A vida intelectual do catolicismo conciliar e dialogante nos EUA, que Biden em grande medida reflete, está agora, do ponto de vista da estratégia eclesial, em uma terra de ninguém; as ideias do ensino social católico progressista são articuladas hoje em uma linguagem amplamente pós-teológica, pós-eclesial e pós-católica. Isso deixa um vazio no catolicismo estadunidense que é preenchido pelo neofundamentalismo e pelo neointegralismo, tanto na política quanto no debate intelectual. É um processo que continuará mesmo após a derrota de Trump nas eleições.
Trump e o trumpismo forçaram os EUA a se confrontarem consigo mesmos em um momento de crise que a pandemia do coronavírus apenas agravou. A presidência de Trump, que o Partido Republicano abraçou quase totalmente, levantou o véu sobre os frutos desastrosos da “anglobalização”, as doutrinas econômicas laissez-faire do pequeno Estado do mainstream anglo-americano, desde os anos Thatcher-Reagan. Isso foi uma revelação dos fracassos não apenas da liderança desajeitada de Trump, mas também de toda uma geração intelectual e política, incluindo os governos Clinton e Obama e o establishment democrata no qual Joe Biden foi uma figura central por quase 40 anos.
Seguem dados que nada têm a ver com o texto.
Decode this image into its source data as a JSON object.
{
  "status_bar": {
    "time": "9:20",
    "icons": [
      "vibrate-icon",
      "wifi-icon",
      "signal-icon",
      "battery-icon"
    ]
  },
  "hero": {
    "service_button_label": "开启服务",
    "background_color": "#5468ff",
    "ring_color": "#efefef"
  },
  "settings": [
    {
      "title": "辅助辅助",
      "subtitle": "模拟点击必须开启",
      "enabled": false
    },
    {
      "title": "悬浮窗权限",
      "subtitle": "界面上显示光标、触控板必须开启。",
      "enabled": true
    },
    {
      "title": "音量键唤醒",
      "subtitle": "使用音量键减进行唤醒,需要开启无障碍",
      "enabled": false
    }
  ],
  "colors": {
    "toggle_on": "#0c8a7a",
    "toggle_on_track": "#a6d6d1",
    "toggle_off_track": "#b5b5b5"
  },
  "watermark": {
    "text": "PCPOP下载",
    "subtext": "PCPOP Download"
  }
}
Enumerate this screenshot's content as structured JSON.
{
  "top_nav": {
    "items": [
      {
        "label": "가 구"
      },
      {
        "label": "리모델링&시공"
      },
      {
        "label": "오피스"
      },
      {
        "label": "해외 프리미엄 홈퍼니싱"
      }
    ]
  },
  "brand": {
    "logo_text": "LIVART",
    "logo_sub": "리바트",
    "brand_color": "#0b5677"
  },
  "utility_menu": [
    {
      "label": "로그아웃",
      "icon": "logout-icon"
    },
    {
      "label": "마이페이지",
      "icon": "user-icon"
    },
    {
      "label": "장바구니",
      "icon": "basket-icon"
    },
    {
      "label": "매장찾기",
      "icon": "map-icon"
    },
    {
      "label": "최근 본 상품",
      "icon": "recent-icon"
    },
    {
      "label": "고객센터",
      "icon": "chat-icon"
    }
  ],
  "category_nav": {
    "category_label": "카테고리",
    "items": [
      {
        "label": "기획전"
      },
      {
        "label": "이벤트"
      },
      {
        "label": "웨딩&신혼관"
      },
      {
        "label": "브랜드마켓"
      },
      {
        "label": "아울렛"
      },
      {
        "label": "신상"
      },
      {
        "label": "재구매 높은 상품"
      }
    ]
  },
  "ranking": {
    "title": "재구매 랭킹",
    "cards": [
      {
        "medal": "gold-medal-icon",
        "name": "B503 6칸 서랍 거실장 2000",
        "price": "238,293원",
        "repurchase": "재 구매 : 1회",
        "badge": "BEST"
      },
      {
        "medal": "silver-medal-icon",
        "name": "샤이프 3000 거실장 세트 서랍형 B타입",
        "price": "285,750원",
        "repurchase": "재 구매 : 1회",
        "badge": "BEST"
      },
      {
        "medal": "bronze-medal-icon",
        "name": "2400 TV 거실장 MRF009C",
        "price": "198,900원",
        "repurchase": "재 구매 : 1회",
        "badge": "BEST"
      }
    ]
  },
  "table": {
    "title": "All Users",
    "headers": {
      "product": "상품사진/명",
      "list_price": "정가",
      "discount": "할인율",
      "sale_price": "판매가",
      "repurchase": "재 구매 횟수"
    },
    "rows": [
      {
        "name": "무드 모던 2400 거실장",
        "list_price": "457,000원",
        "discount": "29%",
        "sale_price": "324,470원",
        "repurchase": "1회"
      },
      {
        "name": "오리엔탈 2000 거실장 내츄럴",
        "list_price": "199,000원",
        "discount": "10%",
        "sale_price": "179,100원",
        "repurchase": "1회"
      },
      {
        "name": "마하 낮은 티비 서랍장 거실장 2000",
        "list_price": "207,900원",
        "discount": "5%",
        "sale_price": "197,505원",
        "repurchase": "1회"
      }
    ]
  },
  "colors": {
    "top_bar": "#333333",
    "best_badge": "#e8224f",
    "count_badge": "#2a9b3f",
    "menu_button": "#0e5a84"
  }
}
Estamos em uma crise política, mas também teológica. O futuro do catolicismo vivido, nos EUA assim como no resto do mundo, não terá necessariamente a aparência de um liberalismo teológico magnífico e progressista. Na política estadunidense e especialmente no Partido Democrata, Biden, aos 78 anos, é – para adotar o termo usado pelo ex-primeiro-ministro italiano Romano Prodi – um dos últimos “católicos crescidos”: aqueles católicos do século XX que se recusaram a permitir que seu próprio “respeito religioso pelo intelecto e pela vontade” em relação ao ensino da Igreja (como o Vaticano II o descreve) prevalecesse sobre a consciência de um político que serve ao bem comum de um país multirreligioso, tanto crentes quanto não crentes, e que distinguem entre os diferentes papéis da Igreja e do Estado na sociedade.
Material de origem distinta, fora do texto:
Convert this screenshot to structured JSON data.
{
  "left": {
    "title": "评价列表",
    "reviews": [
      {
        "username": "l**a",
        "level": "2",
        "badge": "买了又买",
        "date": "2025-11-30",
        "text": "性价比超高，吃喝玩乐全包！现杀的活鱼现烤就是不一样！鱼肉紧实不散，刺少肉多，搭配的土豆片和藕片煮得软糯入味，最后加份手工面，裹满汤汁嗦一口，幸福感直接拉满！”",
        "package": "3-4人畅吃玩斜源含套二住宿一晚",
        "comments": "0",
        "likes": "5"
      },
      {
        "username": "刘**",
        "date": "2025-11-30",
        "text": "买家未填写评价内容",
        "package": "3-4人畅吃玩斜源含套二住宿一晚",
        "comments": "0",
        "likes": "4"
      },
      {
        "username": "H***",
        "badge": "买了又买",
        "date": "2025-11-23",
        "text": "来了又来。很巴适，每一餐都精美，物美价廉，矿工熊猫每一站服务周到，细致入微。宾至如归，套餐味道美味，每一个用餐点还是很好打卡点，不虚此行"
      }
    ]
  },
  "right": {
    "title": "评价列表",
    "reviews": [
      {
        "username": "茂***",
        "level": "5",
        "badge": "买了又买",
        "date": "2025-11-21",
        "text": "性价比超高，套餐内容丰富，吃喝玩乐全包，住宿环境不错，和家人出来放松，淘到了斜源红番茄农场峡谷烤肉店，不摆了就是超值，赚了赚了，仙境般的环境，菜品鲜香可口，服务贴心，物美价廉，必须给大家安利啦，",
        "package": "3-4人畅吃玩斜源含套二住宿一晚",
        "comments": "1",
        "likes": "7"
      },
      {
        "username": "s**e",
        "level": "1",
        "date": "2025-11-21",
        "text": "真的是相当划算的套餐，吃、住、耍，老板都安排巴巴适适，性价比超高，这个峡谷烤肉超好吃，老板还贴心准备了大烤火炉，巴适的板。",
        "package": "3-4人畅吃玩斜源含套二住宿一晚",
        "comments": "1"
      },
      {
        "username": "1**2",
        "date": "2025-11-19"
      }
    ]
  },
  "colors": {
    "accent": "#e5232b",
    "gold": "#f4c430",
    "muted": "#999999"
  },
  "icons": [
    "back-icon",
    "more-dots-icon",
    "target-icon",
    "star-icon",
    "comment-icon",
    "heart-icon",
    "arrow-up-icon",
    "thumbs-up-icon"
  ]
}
Agora há menos políticos democratas católicos. Além do número cada vez menor de católicos “boomers”, isso se deve em parte aos riscos de incorrer na excomunhão informal pelas autoridades da Igreja, mas principalmente porque o partido não tolera desvios da linha partidária em relação à questão do aborto.
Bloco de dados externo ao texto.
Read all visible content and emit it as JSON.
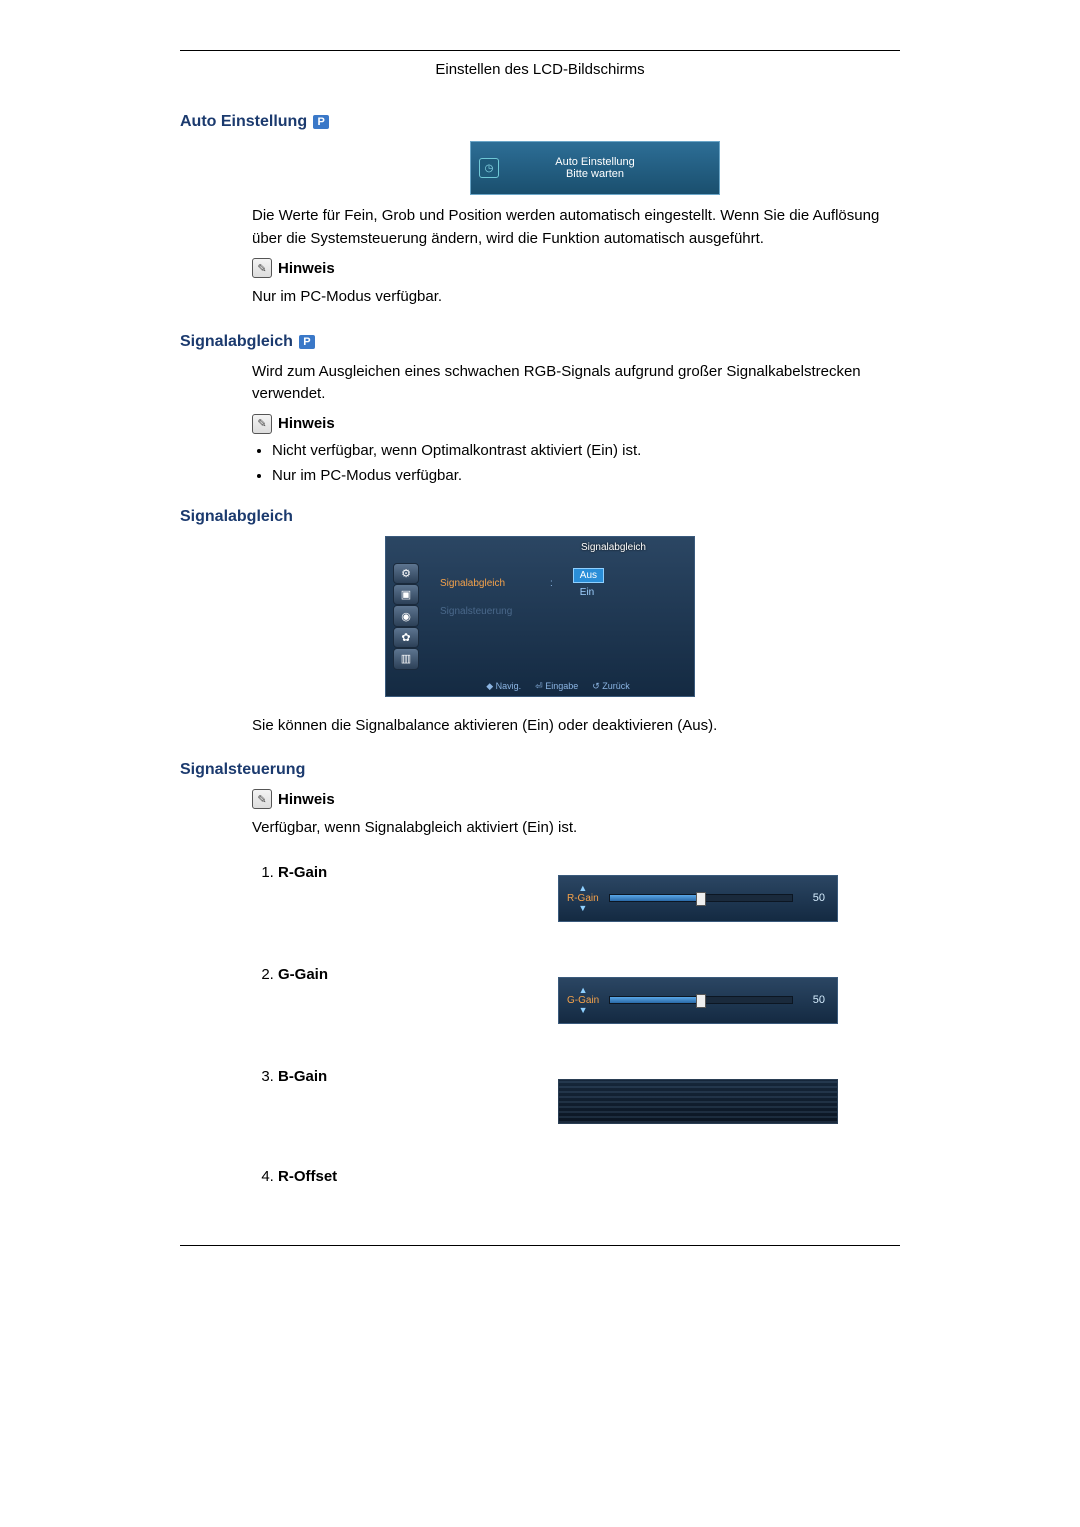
{
  "header": {
    "title": "Einstellen des LCD-Bildschirms"
  },
  "badge": {
    "p": "P"
  },
  "sections": {
    "auto_einstellung": {
      "title": "Auto Einstellung",
      "wait_box": {
        "line1": "Auto Einstellung",
        "line2": "Bitte warten"
      },
      "body": "Die Werte für Fein, Grob und Position werden automatisch eingestellt. Wenn Sie die Auflösung über die Systemsteuerung ändern, wird die Funktion automatisch ausgeführt.",
      "hinweis_label": "Hinweis",
      "note": "Nur im PC-Modus verfügbar."
    },
    "signalabgleich_top": {
      "title": "Signalabgleich",
      "body": "Wird zum Ausgleichen eines schwachen RGB-Signals aufgrund großer Signalkabelstrecken verwendet.",
      "hinweis_label": "Hinweis",
      "bullets": [
        "Nicht verfügbar, wenn Optimalkontrast aktiviert (Ein) ist.",
        "Nur im PC-Modus verfügbar."
      ]
    },
    "signalabgleich_osd": {
      "title": "Signalabgleich",
      "osd": {
        "panel_title": "Signalabgleich",
        "row1_label": "Signalabgleich",
        "row2_label": "Signalsteuerung",
        "opt_aus": "Aus",
        "opt_ein": "Ein",
        "footer_navig": "Navig.",
        "footer_eingabe": "Eingabe",
        "footer_zurueck": "Zurück"
      },
      "body": "Sie können die Signalbalance aktivieren (Ein) oder deaktivieren (Aus)."
    },
    "signalsteuerung": {
      "title": "Signalsteuerung",
      "hinweis_label": "Hinweis",
      "body": "Verfügbar, wenn Signalabgleich aktiviert (Ein) ist.",
      "items": [
        {
          "label": "R-Gain",
          "slider": {
            "name": "R-Gain",
            "value": "50"
          }
        },
        {
          "label": "G-Gain",
          "slider": {
            "name": "G-Gain",
            "value": "50"
          }
        },
        {
          "label": "B-Gain",
          "slider": null
        },
        {
          "label": "R-Offset",
          "slider": null
        }
      ]
    }
  },
  "chart_data": {
    "type": "table",
    "title": "Signalsteuerung slider values",
    "categories": [
      "R-Gain",
      "G-Gain"
    ],
    "values": [
      50,
      50
    ],
    "range": [
      0,
      100
    ]
  }
}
O Partido Democrata em 2020 falava, por meio de Biden, com a sua piedade obviamente sincera, uma linguagem que era inteligível para muitos eleitores religiosos, inclusive católicos. Do outro lado, católicos enfurecidos com a relutância de Biden em aplicar a sua fé às questões da vida vêm em grande parte de uma tradição que vai de um neoconservadorismo moderado inspirado em João Paulo II e Bento XVI a um neofundamentalismo mais extremo, cujo profeta é o filósofo e teórico conservador alemão Carl Schmitt.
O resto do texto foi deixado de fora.